Recently a patient asked me for some very basic advice about food shopping. A recent widower with no experience cooking for himself, his diet centered around eating one meal a day at a local diner, with cereal or canned spaghetti representing a special effort at home.
Listen Doc, I’m not looking for a cooking class, but just tell me real quick, what’s the healthiest way to eat? I mean, what do I get at the grocery store?

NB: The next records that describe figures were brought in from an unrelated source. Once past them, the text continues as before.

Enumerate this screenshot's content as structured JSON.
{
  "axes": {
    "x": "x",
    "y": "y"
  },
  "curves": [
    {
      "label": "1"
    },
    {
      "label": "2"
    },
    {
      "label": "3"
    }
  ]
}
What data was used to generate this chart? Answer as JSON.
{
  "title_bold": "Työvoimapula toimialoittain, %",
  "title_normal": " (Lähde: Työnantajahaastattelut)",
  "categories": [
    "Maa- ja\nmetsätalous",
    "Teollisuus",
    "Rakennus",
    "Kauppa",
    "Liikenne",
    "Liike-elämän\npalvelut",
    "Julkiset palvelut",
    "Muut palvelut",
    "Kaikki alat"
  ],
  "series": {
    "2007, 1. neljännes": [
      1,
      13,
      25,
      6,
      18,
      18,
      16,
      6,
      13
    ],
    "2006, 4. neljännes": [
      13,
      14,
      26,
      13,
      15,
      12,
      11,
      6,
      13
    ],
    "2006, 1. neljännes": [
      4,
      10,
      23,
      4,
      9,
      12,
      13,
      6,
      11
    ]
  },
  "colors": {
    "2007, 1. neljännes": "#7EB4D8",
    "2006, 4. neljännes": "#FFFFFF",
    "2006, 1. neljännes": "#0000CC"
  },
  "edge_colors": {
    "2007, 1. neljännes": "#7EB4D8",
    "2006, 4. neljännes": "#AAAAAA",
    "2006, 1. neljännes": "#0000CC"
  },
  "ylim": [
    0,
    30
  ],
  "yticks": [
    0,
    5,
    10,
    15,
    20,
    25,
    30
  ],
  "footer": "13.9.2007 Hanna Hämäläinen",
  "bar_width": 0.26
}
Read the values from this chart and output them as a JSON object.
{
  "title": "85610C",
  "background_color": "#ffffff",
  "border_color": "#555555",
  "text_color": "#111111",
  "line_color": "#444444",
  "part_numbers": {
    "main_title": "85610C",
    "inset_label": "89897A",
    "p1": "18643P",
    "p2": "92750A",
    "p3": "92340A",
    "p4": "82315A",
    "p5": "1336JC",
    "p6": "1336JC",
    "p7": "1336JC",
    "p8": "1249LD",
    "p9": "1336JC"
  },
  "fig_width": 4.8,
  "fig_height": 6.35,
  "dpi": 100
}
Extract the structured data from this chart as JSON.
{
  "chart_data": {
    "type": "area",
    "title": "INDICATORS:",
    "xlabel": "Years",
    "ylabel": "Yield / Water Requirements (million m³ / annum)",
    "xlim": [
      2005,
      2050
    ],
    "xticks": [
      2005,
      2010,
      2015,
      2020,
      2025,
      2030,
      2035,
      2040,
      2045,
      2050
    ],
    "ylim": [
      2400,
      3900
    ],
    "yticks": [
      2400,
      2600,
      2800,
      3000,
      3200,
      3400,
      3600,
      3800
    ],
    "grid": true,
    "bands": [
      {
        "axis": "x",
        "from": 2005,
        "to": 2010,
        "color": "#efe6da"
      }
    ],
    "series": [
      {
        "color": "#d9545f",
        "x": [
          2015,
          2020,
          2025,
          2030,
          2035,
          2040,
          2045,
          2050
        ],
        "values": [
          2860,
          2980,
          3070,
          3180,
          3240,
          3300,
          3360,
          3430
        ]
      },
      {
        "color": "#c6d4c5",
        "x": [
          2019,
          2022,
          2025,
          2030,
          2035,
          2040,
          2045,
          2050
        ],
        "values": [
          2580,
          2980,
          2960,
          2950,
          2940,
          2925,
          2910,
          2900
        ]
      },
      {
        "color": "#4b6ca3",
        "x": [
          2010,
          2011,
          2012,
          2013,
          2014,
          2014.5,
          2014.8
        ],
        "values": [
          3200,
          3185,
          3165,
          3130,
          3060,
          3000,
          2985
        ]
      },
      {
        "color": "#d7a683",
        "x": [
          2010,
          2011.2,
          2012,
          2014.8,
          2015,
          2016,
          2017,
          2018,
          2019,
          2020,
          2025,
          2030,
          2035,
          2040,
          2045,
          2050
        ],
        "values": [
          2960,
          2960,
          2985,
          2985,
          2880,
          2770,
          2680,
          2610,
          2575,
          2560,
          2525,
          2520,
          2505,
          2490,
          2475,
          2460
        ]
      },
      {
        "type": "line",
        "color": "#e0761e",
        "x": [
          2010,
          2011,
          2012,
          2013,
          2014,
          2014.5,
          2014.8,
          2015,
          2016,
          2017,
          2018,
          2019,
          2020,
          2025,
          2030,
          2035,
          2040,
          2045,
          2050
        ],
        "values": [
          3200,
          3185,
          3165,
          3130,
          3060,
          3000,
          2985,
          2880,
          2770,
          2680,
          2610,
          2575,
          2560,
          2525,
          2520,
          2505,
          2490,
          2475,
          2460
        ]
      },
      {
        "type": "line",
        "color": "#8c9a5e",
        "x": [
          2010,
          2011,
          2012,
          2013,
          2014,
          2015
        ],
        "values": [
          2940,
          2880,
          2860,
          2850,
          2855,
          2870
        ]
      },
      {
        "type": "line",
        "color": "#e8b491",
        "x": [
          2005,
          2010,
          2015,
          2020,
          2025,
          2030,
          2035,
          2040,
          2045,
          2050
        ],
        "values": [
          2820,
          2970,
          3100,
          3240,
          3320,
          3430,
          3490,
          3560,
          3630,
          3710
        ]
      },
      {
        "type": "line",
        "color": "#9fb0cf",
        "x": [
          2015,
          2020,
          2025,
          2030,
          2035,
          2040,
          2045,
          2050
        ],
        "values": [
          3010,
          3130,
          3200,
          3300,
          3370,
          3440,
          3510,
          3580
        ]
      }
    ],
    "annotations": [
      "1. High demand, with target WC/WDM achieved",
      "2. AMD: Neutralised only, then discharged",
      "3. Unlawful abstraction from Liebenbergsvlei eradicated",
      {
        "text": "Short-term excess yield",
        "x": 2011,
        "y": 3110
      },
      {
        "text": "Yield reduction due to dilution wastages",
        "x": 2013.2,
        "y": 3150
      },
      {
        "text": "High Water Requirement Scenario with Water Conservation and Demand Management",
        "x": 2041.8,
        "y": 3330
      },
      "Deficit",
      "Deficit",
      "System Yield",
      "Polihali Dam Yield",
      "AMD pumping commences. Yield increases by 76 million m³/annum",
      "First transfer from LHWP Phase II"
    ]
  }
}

Knowing his limited culinary ambitions, and his genuine interest in having me cut to the chase, I offered three simple rules for healthy grocery shopping, pared down to the most minimalistic and efficient guiding principles I could think of:
#1. Keep to the outside perimeter.
In the typical store layout, all the refined, processed, packaged, chemical-laden, corporate-engineered food and snacks are stacked in the middle aisles. That’s because in the center aisles, shelf life is long and therefore nutrients are scarce. Along the outside aisles he could range free among the greens, fruits, lean meats and dairy, and avoid yellow #5 in the process!
#2. Load up on plants.
The beautiful thing about rediscovering fruit and vegetables as food is that these can be eaten with minimal preparation, have been engineered naturally by selection over millions of years to be nutritious, and constitute the foundation of healthy eating. Cut up a red pepper and dip into hummus. Spread peanut butter on an organic gala apple. Learn to sauté garlic with greens and a pinch of salt.
#3. Eat as your great-grandparents would eat.
Surging obesity, diabetes, and even cancer rates can at least partially be attributed to a carbohydrate-heavy, over-processed food supply rife with high fructose corn syrup, hydrogenated fats, and mystery chemicals. Read the ingredients, and if they weren’t eating it in 1899 then maybe we shouldn’t either.
FYI: Eating Healthy Isn’t Cheap or Easy—But It’s Worth It
The bill might be more expensive to shop this way, especially since low quality coupon foods, frozen franken-dinners, and corn dogs of all shapes and sizes will not make it into this man’s shopping cart… but I think it is better for him to pay on the front end and enjoy the pleasant feeling of a body sustained with real foods, than to see me and all my doctoring friends, with a host of medical problems born of the modern grocery store.
Back in the day we had a tribe to show us how to pick edible mushrooms in the forest, and how to catch fish. Now we have logos and boxes featuring cartoon characters. Most of us have little time or interest in learning about nutrition, and conflicting rules about how to eat healthy.
So these were three simple rules I tried to pass off as good advice, in between my own pressured, manic bites of home-cooked leftovers as my lunch for the day… perhaps better and certainly faster than the local Mc-trough.